Homework Statement:-I am confused about some lines in my textbook about galvanic cell[/B]
Homework Equations:-The lines are as follows...
The cell is connected to an external source of potential that opposes and exactly balance the cell potential . If the external potential is reduced infinitesimally ,the cell reaction occurs in it's spontaneous direction.An opposite infinitesimal change in external potential will cause the reaction to proceed in the reverse direction.The cell reaction is then said to occur under reversible conditions.Thus,the cell can be made to behave in a reversible manner by balancing their potentials by an external potential so that no current flows.

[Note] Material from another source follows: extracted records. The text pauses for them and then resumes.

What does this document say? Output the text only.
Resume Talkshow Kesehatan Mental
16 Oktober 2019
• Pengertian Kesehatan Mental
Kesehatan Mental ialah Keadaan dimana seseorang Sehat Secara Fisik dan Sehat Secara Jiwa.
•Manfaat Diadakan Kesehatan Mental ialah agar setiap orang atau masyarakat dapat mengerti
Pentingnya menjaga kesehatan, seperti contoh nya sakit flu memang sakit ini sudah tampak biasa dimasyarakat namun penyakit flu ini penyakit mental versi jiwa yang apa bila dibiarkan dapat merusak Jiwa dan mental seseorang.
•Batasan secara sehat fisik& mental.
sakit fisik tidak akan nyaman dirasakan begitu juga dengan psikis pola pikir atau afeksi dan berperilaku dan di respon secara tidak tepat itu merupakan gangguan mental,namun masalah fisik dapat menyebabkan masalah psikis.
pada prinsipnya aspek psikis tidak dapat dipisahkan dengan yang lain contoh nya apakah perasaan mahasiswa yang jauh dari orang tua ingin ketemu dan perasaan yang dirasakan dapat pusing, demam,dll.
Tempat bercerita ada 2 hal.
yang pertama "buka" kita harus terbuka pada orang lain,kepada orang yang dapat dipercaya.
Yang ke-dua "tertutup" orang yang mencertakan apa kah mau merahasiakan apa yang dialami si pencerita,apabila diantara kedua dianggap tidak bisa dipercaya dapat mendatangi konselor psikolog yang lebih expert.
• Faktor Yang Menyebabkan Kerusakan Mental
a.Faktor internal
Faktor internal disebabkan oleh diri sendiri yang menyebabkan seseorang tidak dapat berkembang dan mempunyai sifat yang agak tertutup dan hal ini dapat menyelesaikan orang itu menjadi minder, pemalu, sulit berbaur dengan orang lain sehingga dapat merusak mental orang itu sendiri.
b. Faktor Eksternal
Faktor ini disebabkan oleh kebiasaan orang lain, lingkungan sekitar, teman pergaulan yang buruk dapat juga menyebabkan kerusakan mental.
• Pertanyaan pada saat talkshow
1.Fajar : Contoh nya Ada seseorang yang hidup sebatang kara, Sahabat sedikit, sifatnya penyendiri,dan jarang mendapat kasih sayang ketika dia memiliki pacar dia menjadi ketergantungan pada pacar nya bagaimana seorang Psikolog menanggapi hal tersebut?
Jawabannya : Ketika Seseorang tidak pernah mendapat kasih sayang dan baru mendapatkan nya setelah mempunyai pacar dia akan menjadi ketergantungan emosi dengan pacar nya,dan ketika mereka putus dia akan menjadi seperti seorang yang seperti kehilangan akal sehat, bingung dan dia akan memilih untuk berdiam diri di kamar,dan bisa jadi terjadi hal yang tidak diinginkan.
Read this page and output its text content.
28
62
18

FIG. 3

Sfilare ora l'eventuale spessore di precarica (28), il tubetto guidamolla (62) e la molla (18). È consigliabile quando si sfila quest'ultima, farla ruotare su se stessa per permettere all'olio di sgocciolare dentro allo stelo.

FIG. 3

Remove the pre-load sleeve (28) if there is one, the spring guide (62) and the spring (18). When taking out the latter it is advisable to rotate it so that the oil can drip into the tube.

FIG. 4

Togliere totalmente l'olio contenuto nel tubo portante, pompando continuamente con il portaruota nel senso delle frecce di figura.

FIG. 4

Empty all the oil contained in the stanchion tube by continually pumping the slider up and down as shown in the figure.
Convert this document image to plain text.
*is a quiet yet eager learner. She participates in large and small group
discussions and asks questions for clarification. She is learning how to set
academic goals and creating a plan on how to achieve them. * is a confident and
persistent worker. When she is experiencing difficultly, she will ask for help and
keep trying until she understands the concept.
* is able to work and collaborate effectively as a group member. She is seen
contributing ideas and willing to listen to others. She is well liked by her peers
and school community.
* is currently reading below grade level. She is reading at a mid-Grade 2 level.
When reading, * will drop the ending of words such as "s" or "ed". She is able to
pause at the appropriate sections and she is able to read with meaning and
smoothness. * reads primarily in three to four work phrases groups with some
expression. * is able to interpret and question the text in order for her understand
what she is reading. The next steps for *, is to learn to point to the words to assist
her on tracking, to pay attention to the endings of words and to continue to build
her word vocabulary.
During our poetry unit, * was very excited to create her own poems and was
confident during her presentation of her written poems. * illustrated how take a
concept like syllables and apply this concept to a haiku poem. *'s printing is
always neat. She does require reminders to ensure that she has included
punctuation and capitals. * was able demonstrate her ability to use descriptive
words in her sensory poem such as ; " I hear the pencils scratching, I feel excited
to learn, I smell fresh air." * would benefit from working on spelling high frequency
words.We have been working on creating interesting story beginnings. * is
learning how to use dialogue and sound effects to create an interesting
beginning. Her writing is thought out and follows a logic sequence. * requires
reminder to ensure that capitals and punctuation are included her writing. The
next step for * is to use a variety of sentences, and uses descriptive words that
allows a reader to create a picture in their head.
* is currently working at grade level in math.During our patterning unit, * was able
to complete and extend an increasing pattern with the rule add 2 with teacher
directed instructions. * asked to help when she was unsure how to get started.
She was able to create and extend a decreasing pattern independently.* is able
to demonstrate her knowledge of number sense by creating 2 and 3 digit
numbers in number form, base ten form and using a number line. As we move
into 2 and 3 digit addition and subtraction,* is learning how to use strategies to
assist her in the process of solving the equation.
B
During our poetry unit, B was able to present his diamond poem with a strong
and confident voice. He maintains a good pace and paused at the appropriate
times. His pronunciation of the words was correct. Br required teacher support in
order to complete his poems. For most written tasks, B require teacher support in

The reversible electrical work done in a galvanic cell by cell reaction is equal to decrease in gibb's energy.Hence,
Electrical work= - deltaG[/B]
The Attempt at a Solution:-Let us take if I have a single displacement, reversible reaction, AB + C <--> AC + B. Then I increase the concentration of B on the right, what happens? The AC molecule splits, and forms more AB to re-balance the equation. This is the same thing happening in the galvanic cell. Let's assume the cell has a potential of 1.1V and I apply a current of exactly 1.1V to the circuit, the electrodes will no longer undergo a redox reaction, as there is no potential gradient that would cause the electrons to move from one electrode to the other. But if I drop the external voltage to 1V, then the cell will begin undergoing a redox reaction, albeit at a slower rate to bring the voltage back to 1.1. If I apply a greater voltage of say 1.2V, then electrons are going to go the opposite direction, and oxidize the cathode and reduce the anode.
Actually someone has explained me in this manner,i want to verify this.Is this correct?